Rasul Saw. bersabda; Telah terpecah orang Yahudi menjadi 71 atau 72 golongan, demikian pula orang Nashrani, dan telah terpecah umatku menjadi 73 golongan, dikeluarkan oleh Tirmidzi. Dan di Riwayat lain ada tambahan; Semuanya di neraka kecuali satu milah saja, mereka para sahabat berkata, siapakah mereka ya Rasulullah? Rasul pun menjawab; Mereka adalah yang berpegang pada apa yang ada padaku dan para sahabatku. Imam Manawi dalam Faidhul Qadir berkata; berkata Zain alIraqi dalam sanadnya orang-orang yang jayyid, dan Hakim meriwayatkannya dari berbagai thuruq kemudian berkata sanad-sanad ini berlaku dengannya sebuah hujjah, dan mengitungnya sebagai derajat mutawatir. Imam Baghdadi dalam bukunya al-Farqu baynal Firaq berkata; Hadits yang membicarakan tentang perpecahan umat mempunyai sanad yang banyak, dan telah diriwayatkan dari Nabi golongan dari para sahabat seperti; Anas bin Malik, Abu Hurairah, Abu Darda’, Jabir, Abu Sa’id al-Khudry, Ubay bin Ka’ab, Abdullah bin Amru bin Ash, Abu Umamah, Watsilah bin Asqa’ dan lainnya.

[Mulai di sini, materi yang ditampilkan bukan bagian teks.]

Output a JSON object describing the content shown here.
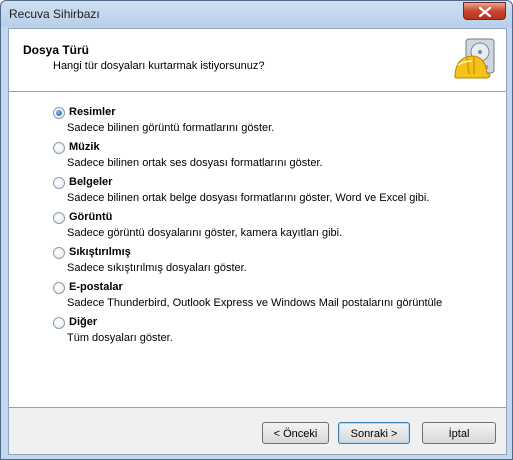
{
  "window": {
    "title": "Recuva Sihirbazı"
  },
  "header": {
    "title": "Dosya Türü",
    "subtitle": "Hangi tür dosyaları kurtarmak istiyorsunuz?"
  },
  "options": [
    {
      "label": "Resimler",
      "description": "Sadece bilinen görüntü formatlarını göster.",
      "checked": true
    },
    {
      "label": "Müzik",
      "description": "Sadece bilinen ortak ses dosyası formatlarını göster.",
      "checked": false
    },
    {
      "label": "Belgeler",
      "description": "Sadece bilinen ortak belge dosyası formatlarını göster, Word ve Excel gibi.",
      "checked": false
    },
    {
      "label": "Görüntü",
      "description": "Sadece görüntü dosyalarını göster, kamera kayıtları gibi.",
      "checked": false
    },
    {
      "label": "Sıkıştırılmış",
      "description": "Sadece sıkıştırılmış dosyaları göster.",
      "checked": false
    },
    {
      "label": "E-postalar",
      "description": "Sadece Thunderbird, Outlook Express ve Windows Mail postalarını görüntüle",
      "checked": false
    },
    {
      "label": "Diğer",
      "description": "Tüm dosyaları göster.",
      "checked": false
    }
  ],
  "buttons": {
    "back": "< Önceki",
    "next": "Sonraki >",
    "cancel": "İptal"
  },
  "icons": {
    "close": "close-icon",
    "logo": "hard-drive-helmet-icon"
  }
}
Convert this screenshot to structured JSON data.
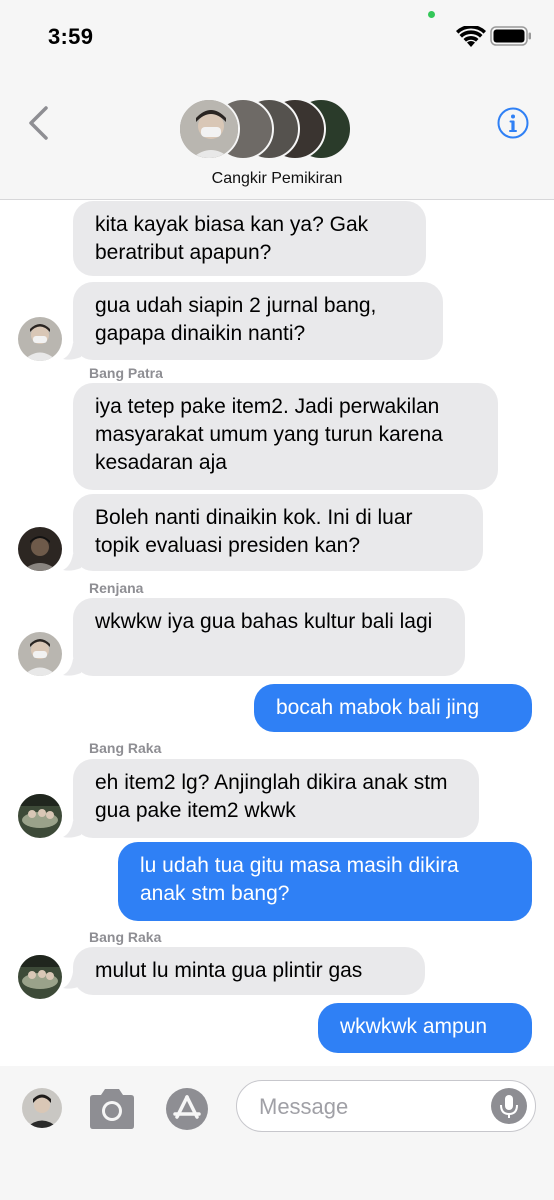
{
  "status_bar": {
    "time": "3:59"
  },
  "header": {
    "group_name": "Cangkir Pemikiran"
  },
  "messages": [
    {
      "text": "kita kayak biasa kan ya? Gak beratribut apapun?"
    },
    {
      "text": "gua udah siapin 2 jurnal bang, gapapa dinaikin nanti?"
    },
    {
      "sender": "Bang Patra",
      "text": "iya tetep pake item2. Jadi perwakilan masyarakat umum yang turun karena kesadaran aja"
    },
    {
      "text": "Boleh nanti dinaikin kok. Ini di luar topik evaluasi presiden kan?"
    },
    {
      "sender": "Renjana",
      "text": "wkwkw iya gua bahas kultur bali lagi"
    },
    {
      "text": "bocah mabok bali jing"
    },
    {
      "sender": "Bang Raka",
      "text": "eh item2 lg? Anjinglah dikira anak stm gua pake item2 wkwk"
    },
    {
      "text": "lu udah tua gitu masa masih dikira anak stm bang?"
    },
    {
      "sender": "Bang Raka",
      "text": "mulut lu minta gua plintir gas"
    },
    {
      "text": "wkwkwk ampun"
    }
  ],
  "input": {
    "placeholder": "Message"
  },
  "colors": {
    "outgoing": "#2f80f5",
    "incoming": "#e9e9eb",
    "accent": "#2f80f5"
  },
  "icons": [
    "back-chevron-icon",
    "info-icon",
    "camera-icon",
    "app-store-icon",
    "mic-icon",
    "wifi-icon",
    "battery-icon"
  ]
}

Para ulama berbeda pemahaman dalam hadits tersebut, sebagian memahami pembatasan golongan islam yang terpecah seperti jumlah angka yang tersebut, sedang sebagian lain memahami bahwa hadits ini sekedar mengisaratkan sebuah jumlah yang banyak dan tidak menunjuk ke angka yang tersebut, karena golongan yang ada sampai sekarang adalah lebih banyak dari angka yang terdapat dalam nash.
Dan terlepas dari itu, Ustadz Isfirayini dan Imam Baghdadi memahami bahwa golongan yang berpecah semuanya masuk neraka dan kafir kecuali jama’ah yang selamat. Sedangkan Imam Abul Hasan al-Asy’ari, Asya’irah, Imam Syafi’I, Imam Abu Hanifah dan kebanyakan Fuqaha’ memahaminya tanpa pengkafiran atas golongan yang berpecah.

Imam Asy’ari berkata; Manusia berselisih setelah meninggalnya Nabi Saw. pada banyak hal, dan jadilah mereka golongan yang berjauh-jauhan, hanya saja Islam masih mencakup golongan-golongan tersebut. Imam Fakhrur Razi berkata; pemahaman yang kami pilih menurut kami adalah bahwa, orang yang masih ‘menghadap kiblat’ tidak boleh ditakfirkan kecuali dengan dalil rinci, lebih dari itu, perkara-perkara yang menyebabkan pengkafiran belum diketahui pada masa Rasul, dan bila perkara-perakara tersebut termasuk sarat dalam keimanan niscaya Rasul akan menyebutkannya berkaitan dengan hadits diatas. Dan dari hal tersebut para ulama’ berselisih pendapat masalah pengkafiran.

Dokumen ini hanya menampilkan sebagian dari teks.